In other words, each row of $\bm{\Theta}$ is sampled from a distinct Dirichlet distribution independently from the other rows.
We can write the compound likelihood given a sequence $s$ as
\begin{align*}
p(s \mid \bm{H})
    = \int p(s \mid \bm{\Theta}) p(\bm{\Theta} \mid \bm{H}) d\bm{\Theta}
    = \prod_{i = 1}^N \frac{B(\bm{\eta}_i + \bm{k}_i)}{B(\bm{\eta}_i)},
\end{align*}
where $\bm{K} = [k_{ij}]$ is the matrix counting the number of transitions observed between each pair of states.
Note that the Dirichlet mixture model has $N^2$ free parameters, compared to $N(N-1)$ for a DTMC and $2 N (N-1)$ for the generalized mixture model.

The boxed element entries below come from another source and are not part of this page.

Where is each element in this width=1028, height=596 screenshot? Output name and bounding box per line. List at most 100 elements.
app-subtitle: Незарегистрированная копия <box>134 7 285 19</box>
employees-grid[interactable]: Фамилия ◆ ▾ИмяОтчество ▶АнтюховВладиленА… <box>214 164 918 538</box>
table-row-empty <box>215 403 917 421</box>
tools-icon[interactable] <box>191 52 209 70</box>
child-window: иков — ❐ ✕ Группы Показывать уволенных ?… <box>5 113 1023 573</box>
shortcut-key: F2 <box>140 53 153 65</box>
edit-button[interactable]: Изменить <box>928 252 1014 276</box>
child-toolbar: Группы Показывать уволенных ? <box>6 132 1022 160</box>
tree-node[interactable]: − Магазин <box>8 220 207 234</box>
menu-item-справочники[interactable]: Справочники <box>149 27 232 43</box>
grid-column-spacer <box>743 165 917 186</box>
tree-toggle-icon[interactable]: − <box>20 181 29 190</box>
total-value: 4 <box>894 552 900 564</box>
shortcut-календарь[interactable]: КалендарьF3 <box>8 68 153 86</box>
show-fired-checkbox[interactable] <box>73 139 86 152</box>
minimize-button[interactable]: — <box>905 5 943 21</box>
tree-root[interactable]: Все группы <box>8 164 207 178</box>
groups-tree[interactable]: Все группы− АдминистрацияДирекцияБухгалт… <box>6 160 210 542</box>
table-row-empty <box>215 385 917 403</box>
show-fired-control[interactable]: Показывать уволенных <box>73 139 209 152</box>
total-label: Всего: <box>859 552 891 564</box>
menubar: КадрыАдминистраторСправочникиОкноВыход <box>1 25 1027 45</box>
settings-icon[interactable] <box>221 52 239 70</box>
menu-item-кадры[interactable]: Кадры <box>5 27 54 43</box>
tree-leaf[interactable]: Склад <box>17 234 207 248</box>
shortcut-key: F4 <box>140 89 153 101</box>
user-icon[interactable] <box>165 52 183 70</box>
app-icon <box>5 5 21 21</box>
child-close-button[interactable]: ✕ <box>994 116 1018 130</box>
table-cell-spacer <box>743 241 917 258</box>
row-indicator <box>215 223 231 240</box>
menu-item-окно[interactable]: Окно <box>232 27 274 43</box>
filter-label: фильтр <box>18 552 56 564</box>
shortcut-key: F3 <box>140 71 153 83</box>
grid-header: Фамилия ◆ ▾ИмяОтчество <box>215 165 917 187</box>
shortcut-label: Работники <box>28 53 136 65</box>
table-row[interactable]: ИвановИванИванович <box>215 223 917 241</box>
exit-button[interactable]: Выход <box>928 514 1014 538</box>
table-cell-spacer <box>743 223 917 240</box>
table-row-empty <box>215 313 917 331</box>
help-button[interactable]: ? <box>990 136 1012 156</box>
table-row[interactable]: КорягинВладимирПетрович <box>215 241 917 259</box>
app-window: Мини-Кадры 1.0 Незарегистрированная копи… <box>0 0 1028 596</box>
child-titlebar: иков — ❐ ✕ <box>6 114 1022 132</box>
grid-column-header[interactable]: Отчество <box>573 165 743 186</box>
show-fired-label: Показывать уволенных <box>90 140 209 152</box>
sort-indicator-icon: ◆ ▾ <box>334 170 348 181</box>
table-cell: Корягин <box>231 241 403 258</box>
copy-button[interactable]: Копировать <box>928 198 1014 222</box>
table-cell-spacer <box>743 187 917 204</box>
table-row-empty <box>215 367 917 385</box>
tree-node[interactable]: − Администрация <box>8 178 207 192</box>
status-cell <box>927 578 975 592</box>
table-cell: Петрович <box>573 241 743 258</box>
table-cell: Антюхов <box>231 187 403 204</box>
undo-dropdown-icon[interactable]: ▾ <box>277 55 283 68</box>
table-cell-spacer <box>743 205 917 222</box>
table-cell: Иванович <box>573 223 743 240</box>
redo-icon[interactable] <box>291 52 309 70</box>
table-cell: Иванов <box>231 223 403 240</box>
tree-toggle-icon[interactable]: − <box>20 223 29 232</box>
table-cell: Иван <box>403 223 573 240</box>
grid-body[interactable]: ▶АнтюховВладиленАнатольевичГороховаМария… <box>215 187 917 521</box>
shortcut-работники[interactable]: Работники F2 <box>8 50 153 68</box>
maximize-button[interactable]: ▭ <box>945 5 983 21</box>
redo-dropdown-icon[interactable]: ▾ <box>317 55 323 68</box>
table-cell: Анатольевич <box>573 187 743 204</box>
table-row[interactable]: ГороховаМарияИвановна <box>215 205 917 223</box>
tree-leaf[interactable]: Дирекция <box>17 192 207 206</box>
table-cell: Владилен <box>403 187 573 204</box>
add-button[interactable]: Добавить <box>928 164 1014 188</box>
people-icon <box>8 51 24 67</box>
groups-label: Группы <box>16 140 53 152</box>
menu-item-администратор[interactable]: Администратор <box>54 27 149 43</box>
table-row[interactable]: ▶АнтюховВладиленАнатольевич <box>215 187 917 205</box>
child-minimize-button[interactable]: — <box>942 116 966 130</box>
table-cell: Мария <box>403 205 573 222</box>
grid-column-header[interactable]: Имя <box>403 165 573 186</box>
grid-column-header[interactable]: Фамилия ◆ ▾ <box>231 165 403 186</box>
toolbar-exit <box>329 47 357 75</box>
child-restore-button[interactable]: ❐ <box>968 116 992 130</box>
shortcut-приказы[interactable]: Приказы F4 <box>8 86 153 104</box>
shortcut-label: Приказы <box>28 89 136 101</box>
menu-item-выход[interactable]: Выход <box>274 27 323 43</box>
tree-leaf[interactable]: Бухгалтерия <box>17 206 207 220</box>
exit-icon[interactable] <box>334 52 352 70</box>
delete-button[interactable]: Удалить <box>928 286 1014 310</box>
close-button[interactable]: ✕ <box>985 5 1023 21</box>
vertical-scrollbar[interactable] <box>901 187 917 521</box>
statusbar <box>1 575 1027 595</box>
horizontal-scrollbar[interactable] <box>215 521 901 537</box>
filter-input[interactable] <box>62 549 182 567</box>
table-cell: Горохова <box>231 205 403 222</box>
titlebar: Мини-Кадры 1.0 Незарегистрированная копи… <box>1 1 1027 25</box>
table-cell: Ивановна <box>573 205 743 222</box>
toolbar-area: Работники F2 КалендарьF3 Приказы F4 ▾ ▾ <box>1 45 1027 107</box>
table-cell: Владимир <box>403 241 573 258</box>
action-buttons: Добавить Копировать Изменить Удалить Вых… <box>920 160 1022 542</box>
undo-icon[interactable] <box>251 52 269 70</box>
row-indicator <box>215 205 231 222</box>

\paragraph{DTMC as a Limiting Case.}
Let $\bar{\bm{\Theta}}$ be a (row-stochastic) transition matrix, and let $\bm{H} = \rho \bar{\bm{\Theta}}$ for some $\rho > 0$.
Then, by property~\eqref{eq:concentration},
\begin{align*}
p(s \mid \bm{H})
    \xrightarrow{\rho \to \infty} p(s \mid \bar{\bm{\Theta}})
    = \prod_{i, j} \bar{\theta}_{ij}^{k_{ij}},
\end{align*}
which shows that a DTMC is the limiting case of a Dirichlet mixture model when the concentration parameter tends to infinity.